The San Jose Sharks find themselves down in a two-games-to-none series hole for the first time in these playoffs.
That's the bad news.
The good news is the last time the Sharks were facing this situation, the series ended up going seven games.
Back in 2013, the Sharks were facing another Stanley Cup caliber team in the Los Angeles Kings. In fact, those Kings were the defending Cup champions. Just like this current series where the Penguins won the first two games at home, those Kings took both Games 1 and 2 at Staples Center. The Sharks would come back home though and hold serve on their home ice to tie the series 2-2. They then laid a dud in Game 5 before winning Game 6 back in San Jose to force a Game 7 that they could have very easily won. That final game was inches away from being tied 2-2 towards the end of regulation had Joe Pavelski realized he had time to elevate a wide open chance over a sprawling Jonathan Quick.
So while the Sharks have never won a series after a being down 2-0, they do have experience making valiant comeback efforts. Also recall back in 2008, the Sharks went down 3-0 to Dallas before pushing the series to a Game 6 where they finally lost in quadruple overtime. If San Jose scores in that OT period, Game 7 would have been in San Jose where they probably end up making history.
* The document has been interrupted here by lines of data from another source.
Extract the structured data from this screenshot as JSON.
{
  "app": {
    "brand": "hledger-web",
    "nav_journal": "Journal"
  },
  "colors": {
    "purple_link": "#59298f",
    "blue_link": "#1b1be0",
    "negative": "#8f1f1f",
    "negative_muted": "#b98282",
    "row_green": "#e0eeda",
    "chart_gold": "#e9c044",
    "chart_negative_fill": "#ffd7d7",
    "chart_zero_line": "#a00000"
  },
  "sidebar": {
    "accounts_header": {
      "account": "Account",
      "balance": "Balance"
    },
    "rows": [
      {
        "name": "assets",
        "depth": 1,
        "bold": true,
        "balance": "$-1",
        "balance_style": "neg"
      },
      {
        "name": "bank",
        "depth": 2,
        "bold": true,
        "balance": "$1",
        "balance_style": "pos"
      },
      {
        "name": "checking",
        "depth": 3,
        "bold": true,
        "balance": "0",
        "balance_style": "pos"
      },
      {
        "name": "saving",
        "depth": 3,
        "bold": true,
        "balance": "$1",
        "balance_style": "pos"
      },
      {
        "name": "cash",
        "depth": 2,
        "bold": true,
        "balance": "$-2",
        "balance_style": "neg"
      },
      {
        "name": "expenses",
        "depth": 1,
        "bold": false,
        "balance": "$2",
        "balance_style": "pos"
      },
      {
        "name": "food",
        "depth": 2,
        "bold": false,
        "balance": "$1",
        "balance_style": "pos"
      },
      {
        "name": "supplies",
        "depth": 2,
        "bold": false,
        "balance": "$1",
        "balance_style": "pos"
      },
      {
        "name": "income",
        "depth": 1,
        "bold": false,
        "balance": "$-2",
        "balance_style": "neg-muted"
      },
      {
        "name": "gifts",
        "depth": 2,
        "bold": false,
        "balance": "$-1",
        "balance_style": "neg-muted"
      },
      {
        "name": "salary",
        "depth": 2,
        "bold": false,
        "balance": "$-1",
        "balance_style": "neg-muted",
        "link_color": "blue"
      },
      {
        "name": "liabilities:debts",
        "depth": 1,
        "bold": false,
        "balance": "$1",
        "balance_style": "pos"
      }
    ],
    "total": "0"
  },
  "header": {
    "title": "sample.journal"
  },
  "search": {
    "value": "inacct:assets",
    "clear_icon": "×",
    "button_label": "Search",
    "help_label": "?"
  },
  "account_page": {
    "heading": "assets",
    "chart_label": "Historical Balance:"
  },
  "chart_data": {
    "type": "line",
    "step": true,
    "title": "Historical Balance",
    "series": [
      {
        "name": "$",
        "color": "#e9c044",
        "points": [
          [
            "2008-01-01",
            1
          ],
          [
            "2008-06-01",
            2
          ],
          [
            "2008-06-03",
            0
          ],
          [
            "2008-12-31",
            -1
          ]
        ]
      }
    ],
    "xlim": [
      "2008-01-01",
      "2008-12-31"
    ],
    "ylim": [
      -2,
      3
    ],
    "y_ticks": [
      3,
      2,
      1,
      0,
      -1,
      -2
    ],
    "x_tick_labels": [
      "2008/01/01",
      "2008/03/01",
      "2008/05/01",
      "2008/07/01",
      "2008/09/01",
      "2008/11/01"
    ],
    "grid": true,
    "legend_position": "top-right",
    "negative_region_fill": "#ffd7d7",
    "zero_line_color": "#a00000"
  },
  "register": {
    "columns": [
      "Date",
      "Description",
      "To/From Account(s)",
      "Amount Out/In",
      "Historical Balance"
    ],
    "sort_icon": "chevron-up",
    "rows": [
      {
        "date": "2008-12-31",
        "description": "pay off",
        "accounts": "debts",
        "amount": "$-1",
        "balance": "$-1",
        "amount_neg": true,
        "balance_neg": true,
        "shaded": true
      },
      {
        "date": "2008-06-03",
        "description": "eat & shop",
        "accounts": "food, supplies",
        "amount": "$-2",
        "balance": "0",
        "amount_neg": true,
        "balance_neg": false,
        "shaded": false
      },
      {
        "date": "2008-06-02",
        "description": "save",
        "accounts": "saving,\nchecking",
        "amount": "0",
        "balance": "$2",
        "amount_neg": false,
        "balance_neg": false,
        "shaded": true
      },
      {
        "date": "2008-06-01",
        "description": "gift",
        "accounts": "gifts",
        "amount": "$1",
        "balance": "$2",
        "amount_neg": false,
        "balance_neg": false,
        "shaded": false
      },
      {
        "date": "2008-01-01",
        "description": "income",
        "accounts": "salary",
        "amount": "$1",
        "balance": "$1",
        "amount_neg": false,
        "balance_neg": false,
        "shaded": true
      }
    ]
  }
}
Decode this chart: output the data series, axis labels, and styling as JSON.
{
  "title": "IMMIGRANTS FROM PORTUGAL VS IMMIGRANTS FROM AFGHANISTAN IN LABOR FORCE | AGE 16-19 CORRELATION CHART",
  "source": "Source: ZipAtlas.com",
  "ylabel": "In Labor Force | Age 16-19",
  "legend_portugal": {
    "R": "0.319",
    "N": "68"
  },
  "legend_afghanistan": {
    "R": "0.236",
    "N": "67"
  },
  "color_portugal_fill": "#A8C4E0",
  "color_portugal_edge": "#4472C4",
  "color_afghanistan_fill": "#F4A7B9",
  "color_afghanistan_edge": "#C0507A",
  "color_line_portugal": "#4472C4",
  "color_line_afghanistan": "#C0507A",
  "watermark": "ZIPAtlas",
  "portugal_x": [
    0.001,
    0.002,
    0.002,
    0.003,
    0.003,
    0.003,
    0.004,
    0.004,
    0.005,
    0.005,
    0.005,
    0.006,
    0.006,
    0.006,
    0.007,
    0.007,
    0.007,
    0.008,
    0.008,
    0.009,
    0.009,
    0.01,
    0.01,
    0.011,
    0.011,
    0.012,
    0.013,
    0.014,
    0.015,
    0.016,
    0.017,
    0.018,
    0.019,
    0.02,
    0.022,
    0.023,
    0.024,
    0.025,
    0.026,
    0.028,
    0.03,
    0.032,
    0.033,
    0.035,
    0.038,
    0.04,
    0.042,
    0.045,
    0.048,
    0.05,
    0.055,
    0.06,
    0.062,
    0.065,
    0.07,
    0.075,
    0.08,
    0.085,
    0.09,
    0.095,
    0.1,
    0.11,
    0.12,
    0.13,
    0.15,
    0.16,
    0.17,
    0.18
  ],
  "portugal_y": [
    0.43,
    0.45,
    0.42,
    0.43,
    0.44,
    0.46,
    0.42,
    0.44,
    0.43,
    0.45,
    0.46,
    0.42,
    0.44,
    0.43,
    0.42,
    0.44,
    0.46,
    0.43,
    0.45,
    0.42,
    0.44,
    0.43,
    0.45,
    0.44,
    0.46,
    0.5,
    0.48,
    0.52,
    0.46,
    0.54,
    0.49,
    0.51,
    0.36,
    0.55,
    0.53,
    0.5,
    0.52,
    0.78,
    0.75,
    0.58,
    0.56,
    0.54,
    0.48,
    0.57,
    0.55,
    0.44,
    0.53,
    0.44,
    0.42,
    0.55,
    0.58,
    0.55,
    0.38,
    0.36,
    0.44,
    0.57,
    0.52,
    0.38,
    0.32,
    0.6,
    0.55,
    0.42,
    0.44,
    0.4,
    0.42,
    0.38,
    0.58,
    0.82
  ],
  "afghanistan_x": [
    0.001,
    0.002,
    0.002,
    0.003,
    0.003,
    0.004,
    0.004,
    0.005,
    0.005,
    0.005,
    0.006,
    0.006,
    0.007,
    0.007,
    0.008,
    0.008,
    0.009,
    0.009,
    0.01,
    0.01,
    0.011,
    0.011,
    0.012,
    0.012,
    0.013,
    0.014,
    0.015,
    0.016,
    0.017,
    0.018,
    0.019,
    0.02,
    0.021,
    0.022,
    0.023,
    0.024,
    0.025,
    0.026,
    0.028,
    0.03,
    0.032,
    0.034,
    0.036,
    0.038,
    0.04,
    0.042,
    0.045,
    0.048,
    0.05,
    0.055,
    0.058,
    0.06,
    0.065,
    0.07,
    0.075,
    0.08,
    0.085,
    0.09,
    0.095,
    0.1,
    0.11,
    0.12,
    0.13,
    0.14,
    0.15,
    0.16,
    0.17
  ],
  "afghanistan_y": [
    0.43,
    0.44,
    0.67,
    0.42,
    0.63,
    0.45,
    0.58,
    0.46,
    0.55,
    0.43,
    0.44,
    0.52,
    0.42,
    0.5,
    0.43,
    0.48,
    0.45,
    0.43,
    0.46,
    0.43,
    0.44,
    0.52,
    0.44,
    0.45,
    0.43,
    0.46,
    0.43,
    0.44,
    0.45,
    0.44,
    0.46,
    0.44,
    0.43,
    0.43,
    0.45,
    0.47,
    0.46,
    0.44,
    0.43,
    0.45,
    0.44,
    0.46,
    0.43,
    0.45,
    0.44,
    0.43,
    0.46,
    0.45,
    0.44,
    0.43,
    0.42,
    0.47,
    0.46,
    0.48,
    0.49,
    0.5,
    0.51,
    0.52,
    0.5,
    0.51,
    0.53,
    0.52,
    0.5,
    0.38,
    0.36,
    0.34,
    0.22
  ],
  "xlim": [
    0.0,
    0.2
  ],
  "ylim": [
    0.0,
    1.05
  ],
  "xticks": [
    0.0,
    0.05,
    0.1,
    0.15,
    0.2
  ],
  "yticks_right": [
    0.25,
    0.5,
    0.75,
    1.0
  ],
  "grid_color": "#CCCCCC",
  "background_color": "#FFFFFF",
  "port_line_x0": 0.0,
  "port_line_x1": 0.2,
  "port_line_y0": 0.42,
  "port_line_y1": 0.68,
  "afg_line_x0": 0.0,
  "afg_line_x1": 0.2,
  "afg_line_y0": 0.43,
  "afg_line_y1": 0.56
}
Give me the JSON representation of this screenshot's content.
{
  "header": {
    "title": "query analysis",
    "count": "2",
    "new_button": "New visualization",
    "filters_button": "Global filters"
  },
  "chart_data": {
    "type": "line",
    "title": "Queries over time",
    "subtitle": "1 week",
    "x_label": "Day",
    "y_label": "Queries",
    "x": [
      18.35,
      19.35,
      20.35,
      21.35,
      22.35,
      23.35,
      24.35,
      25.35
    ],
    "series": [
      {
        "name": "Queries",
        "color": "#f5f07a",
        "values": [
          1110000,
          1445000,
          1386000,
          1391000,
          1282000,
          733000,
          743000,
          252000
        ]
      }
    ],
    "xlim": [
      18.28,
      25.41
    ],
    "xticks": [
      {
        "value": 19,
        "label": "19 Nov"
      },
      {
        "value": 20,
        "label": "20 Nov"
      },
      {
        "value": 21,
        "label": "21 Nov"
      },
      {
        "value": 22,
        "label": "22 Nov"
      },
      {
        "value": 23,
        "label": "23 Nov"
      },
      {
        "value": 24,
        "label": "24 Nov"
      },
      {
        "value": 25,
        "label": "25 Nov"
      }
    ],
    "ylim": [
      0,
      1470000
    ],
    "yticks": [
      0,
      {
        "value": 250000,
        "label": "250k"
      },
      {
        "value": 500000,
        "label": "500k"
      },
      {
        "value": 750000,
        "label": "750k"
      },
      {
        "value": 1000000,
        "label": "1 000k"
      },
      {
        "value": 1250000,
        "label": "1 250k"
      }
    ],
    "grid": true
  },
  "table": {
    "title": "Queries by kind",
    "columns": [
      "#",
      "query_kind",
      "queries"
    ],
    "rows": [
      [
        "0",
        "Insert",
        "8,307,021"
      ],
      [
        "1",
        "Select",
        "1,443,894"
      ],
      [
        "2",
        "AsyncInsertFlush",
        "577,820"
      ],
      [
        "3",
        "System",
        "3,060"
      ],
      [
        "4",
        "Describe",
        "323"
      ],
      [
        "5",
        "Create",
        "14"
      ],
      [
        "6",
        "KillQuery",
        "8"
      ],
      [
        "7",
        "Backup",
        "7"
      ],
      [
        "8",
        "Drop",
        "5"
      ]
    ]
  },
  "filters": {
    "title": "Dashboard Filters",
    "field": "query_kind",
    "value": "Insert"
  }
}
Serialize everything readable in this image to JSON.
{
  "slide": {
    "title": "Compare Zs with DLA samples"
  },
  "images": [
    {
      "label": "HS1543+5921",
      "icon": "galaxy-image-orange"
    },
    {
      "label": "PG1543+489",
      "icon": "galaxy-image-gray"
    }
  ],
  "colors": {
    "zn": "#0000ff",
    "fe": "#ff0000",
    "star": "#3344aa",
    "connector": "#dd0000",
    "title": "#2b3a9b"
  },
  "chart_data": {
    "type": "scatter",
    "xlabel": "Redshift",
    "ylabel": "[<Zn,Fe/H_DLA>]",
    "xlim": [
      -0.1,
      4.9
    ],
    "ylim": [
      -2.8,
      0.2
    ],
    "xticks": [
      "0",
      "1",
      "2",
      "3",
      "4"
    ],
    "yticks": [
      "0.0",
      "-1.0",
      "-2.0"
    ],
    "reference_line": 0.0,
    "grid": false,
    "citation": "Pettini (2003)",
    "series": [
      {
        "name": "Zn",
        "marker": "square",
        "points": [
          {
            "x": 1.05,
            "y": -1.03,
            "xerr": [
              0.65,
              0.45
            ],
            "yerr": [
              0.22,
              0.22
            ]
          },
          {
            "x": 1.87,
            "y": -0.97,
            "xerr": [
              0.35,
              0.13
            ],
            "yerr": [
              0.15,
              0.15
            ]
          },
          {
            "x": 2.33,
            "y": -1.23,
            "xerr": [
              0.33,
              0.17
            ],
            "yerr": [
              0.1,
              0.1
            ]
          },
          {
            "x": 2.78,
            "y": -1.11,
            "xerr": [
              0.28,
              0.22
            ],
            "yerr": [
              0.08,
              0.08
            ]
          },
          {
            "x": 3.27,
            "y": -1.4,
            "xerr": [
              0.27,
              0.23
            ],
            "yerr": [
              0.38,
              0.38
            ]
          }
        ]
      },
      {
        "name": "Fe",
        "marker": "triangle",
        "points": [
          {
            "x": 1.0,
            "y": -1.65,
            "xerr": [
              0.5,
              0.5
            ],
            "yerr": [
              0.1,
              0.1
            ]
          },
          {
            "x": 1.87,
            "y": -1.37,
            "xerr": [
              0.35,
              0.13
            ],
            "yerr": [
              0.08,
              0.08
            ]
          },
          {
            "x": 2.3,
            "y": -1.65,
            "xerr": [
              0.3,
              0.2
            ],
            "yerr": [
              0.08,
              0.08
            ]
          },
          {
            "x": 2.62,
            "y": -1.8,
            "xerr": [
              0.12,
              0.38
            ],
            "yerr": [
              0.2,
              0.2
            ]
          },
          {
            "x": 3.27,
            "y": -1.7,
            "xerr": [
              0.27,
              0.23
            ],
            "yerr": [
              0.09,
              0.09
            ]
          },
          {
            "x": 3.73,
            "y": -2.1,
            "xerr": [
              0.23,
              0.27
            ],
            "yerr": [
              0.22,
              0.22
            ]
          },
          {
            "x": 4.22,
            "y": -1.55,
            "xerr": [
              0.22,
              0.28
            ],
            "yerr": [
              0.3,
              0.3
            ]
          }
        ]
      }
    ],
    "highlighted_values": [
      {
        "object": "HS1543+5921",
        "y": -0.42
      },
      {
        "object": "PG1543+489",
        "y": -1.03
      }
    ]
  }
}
Games 1 and 2 of this Stanley Cup final with the Pittsburgh Penguins could not have gone worse for San Jose, but they aren't down and out just yet. There is some positive history to draw on. Although, in that Kings series the Sharks played far better in Los Angeles than they have thus far in Pittsburgh.
Sure enough the first two games of this series have only been one-goal defeats, but based off level of play, both games could have been blowout wins for Pittsburgh. Therefore, it is completely understandable for Sharks fans to be worried. San Jose might have simply dug themselves too deep a hole by not adapting their lineup quick enough to beat Pittsburgh's high-flying attack.
While the Sharks have mostly been outplayed in this series, their top-unit power play has yet to score goal. That is bound to change. This series is likely not to go much longer before the dominant first unit gets on the board. San Jose's power play has come up huge throughout these playoffs and it is only a matter of time before that unit cashes in.
In order to cash in though, they first have to earn those opportunities. Through most of Games 1 and 2, the Sharks didn't do enough to earn those calls. However, after Sharks Head Coach Peter DeBoer mixed up the lines going into the third period last game, the Sharks finally started to generate a consistent offensive attack.
With Joel Ward back up on the second line and Patrick Marleau centering the third line, San Jose turned things around. Ward's line with Logan Couture and Joonas Donskoi were terrific in the final stanza as they set up the tying goal after multiple good shifts in a row. There is a good chance that this line will continue to play at that level as they were effective for much of the first two rounds. The Joe Thornton line has already been creating quality opportunities, so if the Couture line can build on that third period and Marleau's line can draw even in their matchup, the Sharks should give themselves a much, much better chance to win in Games 3 and 4.